Gone are the days when growing old meant looking forward to quiet time on the porch watching life pass by. Today's older generation is leading more active lives. People live longer, families grow and prices go up. Life goes on, and more and more baby boomers are marching along.
Finances are a major concern for most people nearing retirement. If they quit their job, then can they pay their bills? Will they be burdens to their offspring? Retirement age, the point when a senior can begin collecting Social Security, seems to get pushed further away each year. Everyone who has completed 40 credits (quarters of salary) is eligible to collect reduced Social Security retirement benefits starting at age 62; however, full retirement benefits vary according to date of birth and are based on cumulative salary earned. An adult born between 1943 and 1954 reaches full retirement age at 66. If a 62-year-old began collecting, the amount would be reduced by 25 percent. Someone born 1960 or later would have to reach age 67 before collecting full benefits. Delaying benefits until after full retirement age, up to age 70, may increase the monthly benefit.

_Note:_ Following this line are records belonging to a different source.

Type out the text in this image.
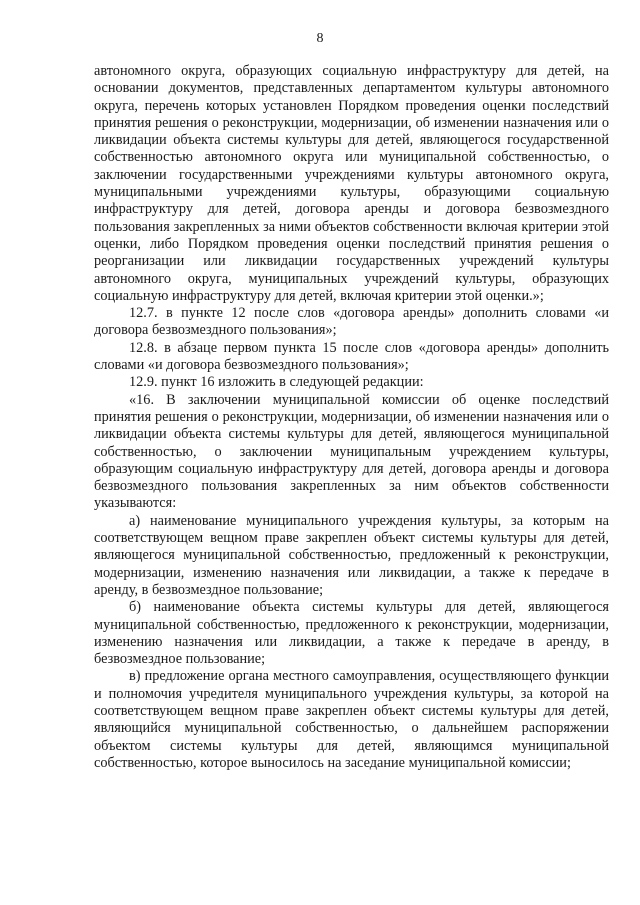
8

автономного округа, образующих социальную инфраструктуру для детей, на основании документов, представленных департаментом культуры автономного округа, перечень которых установлен Порядком проведения оценки последствий принятия решения о реконструкции, модернизации, об изменении назначения или о ликвидации объекта системы культуры для детей, являющегося государственной собственностью автономного округа или муниципальной собственностью, о заключении государственными учреждениями культуры автономного округа, муниципальными учреждениями культуры, образующими социальную инфраструктуру для детей, договора аренды и договора безвозмездного пользования закрепленных за ними объектов собственности включая критерии этой оценки, либо Порядком проведения оценки последствий принятия решения о реорганизации или ликвидации государственных учреждений культуры автономного округа, муниципальных учреждений культуры, образующих социальную инфраструктуру для детей, включая критерии этой оценки.»;

12.7. в пункте 12 после слов «договора аренды» дополнить словами «и договора безвозмездного пользования»;

12.8. в абзаце первом пункта 15 после слов «договора аренды» дополнить словами «и договора безвозмездного пользования»;

12.9. пункт 16 изложить в следующей редакции:

«16. В заключении муниципальной комиссии об оценке последствий принятия решения о реконструкции, модернизации, об изменении назначения или о ликвидации объекта системы культуры для детей, являющегося муниципальной собственностью, о заключении муниципальным учреждением культуры, образующим социальную инфраструктуру для детей, договора аренды и договора безвозмездного пользования закрепленных за ним объектов собственности указываются:

а) наименование муниципального учреждения культуры, за которым на соответствующем вещном праве закреплен объект системы культуры для детей, являющегося муниципальной собственностью, предложенный к реконструкции, модернизации, изменению назначения или ликвидации, а также к передаче в аренду, в безвозмездное пользование;

б) наименование объекта системы культуры для детей, являющегося муниципальной собственностью, предложенного к реконструкции, модернизации, изменению назначения или ликвидации, а также к передаче в аренду, в безвозмездное пользование;

в) предложение органа местного самоуправления, осуществляющего функции и полномочия учредителя муниципального учреждения культуры, за которой на соответствующем вещном праве закреплен объект системы культуры для детей, являющийся муниципальной собственностью, о дальнейшем распоряжении объектом системы культуры для детей, являющимся муниципальной собственностью, которое выносилось на заседание муниципальной комиссии;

"Some people are not prepared financially or mentally to retire," says Michael Bivona, a retired CPA and author. He suggests part-time jobs to give a boost to the bank account and to help remain active. "I don't think many people realize that they may live 30 to 40 years after leaving the workforce," Bivona says. A few of the jobs he recommends for the semiretired include working in a library or as a bookkeeper, working on a cruise ship, being a virtual assistant to business executives lacking in-house staff, becoming a crafts instructor or teaching adult education.
A longer life means more medical care for both normal aging and unexpected illnesses. Medicare, an insurance program for people 65 and older, has four parts: Part A is hospital insurance; Part B is medical insurance; Part C is Medicare Advantage; and Part D is prescription drug coverage. Even if an individual remains gainfully employed and is not collecting Social Security benefits, it is recommended that an application be put in for Medicare no later than three months prior to turning 65 or a penalty might be imposed on certain costs. Seniors approaching retirement also need to understand what Medicare will cover and the costs of available supplemental plans. An unexpected illness can quickly deplete a nest egg. Good sources of information and guidance include the Centers for Medicare and Medicaid Services, AARP and State Health Insurance Assistance Programs.

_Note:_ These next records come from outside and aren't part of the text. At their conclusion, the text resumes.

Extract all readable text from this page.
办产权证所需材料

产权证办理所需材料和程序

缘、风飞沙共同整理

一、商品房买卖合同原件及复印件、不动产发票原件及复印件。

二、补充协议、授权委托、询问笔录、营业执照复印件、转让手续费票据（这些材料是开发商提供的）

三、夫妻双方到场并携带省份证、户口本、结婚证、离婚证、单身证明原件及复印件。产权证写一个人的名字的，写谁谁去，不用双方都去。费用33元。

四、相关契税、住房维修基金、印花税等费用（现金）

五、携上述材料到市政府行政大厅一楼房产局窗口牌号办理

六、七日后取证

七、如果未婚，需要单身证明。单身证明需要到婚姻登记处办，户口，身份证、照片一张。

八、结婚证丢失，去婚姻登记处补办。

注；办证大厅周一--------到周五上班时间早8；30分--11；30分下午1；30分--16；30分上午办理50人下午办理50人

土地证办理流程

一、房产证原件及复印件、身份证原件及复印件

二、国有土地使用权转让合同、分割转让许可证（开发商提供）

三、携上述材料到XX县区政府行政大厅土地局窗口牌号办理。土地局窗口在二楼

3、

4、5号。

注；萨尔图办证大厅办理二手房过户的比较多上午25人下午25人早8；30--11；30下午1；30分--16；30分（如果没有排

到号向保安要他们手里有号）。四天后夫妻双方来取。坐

Living arrangements for seniors can make a huge difference in affordability and independence. As adults reach retirement age, they need to consider their cost of living against their guaranteed income, the cost of home modifications, maintenance and transportation around the surrounding community. Many older couples look to downsize in the hopes that a smaller home will cost less in upkeep.

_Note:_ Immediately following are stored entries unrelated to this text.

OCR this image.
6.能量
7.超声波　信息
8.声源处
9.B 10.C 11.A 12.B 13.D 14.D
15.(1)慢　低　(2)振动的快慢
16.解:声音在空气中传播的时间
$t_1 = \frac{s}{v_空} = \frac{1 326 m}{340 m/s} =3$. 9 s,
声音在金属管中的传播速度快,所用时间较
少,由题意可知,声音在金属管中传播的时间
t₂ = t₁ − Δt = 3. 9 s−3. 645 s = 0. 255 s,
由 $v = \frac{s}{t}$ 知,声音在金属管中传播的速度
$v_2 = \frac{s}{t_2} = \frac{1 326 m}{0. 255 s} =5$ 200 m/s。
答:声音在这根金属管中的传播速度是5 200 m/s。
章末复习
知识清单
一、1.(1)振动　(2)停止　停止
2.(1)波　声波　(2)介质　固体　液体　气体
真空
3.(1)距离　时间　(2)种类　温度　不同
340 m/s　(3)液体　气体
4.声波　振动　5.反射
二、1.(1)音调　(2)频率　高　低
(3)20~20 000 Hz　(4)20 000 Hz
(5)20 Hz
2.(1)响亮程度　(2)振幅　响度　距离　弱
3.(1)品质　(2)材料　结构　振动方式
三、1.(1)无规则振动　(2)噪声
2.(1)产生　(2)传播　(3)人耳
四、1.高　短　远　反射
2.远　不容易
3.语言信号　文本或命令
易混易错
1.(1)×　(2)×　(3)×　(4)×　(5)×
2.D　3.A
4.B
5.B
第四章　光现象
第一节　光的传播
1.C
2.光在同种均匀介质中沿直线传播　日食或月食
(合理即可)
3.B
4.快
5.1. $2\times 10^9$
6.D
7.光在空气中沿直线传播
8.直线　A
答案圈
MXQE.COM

Before selling one home and purchasing another, it is a good idea to physically spend time in or near possible locations. Look for places that will accommodate desired lifestyles such as golfing, boating, hiking, etc.; shopping convenience for groceries, clothing, pharmacies and other goods; medical facilities, doctors and hospitals; veterinary care for pets; religious institutions, civic clubs and other social activities; and alternate transportation in case driving is no longer an option. While a smaller home may require less maintenance, size does not necessarily mean more affordable -- local taxes, utility bills, home and auto insurance costs vary depending on the region.
Change can be hard, especially on older people set in their ways, so the earlier a move can be made, the easier the adjustment.